Being open to the Holy Spirit

Failure, shame, regret, are just some of the burdens we’re all familiar with. ‘Speak with someone today’ says a website for women suffering from domestic violence and there’s a number to ring. Speak with someone, so that we don’t end up isolated, with no one to turn to.

As did an asylum seeker recently when two St Vinnies people visited her to give her some vouchers. There was nothing else they could do, but she began to tell her story, to briefly lay down her burden, so they pulled up a chair and listened. They sat with her there, in that moment the three of them becoming human together.

In that moment, almost unawares, they began to know God more intimately. It wasn’t of their doing but they were open to it. It’s grace, in this instance, acting through this woman. It’s how the Spirit works in our lives. In the gospel these are the simple truths which Jesus praises the Father for having revealed to his disciples and we begin to realise that we’re not the ones in the know, we’re the little ones, like children, in this.

So, we begin to know the Father more intimately through being drawn into relationship with Jesus; by shouldering his yoke and learning from him. It’s a little like a trainer whose task is to help get you fitter and subsequently feel more alive. The reason we do it is to get fitter, or to better contribute to a team, but then we discover we’re better able to contribute to the building up of the local church, week by week drawn into being part of something bigger.

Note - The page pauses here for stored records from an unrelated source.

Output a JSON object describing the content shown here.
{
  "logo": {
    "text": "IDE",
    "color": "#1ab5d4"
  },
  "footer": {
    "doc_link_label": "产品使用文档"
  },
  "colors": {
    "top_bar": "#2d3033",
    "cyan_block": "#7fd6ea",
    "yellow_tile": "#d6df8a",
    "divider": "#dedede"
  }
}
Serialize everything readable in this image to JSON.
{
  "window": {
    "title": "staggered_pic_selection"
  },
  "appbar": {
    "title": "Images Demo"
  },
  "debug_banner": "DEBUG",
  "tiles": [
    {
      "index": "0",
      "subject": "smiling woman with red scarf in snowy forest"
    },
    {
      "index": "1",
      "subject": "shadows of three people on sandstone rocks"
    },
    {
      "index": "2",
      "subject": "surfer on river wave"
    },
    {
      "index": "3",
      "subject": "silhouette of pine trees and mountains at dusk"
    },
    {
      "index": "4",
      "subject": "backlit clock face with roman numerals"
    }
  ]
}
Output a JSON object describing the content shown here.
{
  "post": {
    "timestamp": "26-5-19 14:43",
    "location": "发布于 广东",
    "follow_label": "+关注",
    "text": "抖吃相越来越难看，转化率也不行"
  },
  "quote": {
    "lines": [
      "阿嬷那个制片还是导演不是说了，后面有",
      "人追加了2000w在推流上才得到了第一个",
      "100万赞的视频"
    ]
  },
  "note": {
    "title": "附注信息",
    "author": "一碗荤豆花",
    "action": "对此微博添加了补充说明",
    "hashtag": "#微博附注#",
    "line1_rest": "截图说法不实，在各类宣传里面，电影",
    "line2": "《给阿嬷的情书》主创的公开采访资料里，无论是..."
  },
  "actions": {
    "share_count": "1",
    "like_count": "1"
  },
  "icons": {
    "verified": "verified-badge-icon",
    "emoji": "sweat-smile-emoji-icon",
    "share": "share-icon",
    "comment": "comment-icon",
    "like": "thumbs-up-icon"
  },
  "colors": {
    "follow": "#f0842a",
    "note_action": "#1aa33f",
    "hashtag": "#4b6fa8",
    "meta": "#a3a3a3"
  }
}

In the second reading Paul affirms that it’s not through our own efforts that we’re able to do this. It’s only as we learn what it is to be human from Jesus, that we begin to know the power of the Holy Spirit in our lives; and through Jesus we come to know the Father.

Again, something like this happened with the St Vinnies visitors. They found it’s the Spirit that will give life to our ‘mortal bodies’. Turning away from the love of God, is to turn towards what will be our undoing – as Paul says, away from life towards death. 

As ever, the choice is ours.  Being open to the Spirit in our lives we begin to realise we’re not on our own, but that Jesus is alongside us, is with us, helping to lift our burdens, shouldering the yoke as he takes the lead, and we’re no longer exhausted through trying to save ourselves.

For, as we hear in the first reading, this king comes riding on a donkey, not a war-horse, proclaiming peace. He has entered into our failure and shame, into the stuff of our lives, and in him we will find rest and re-creation for whatever lies ahead.  In the words of the psalm, ‘How good is the Lord to all’.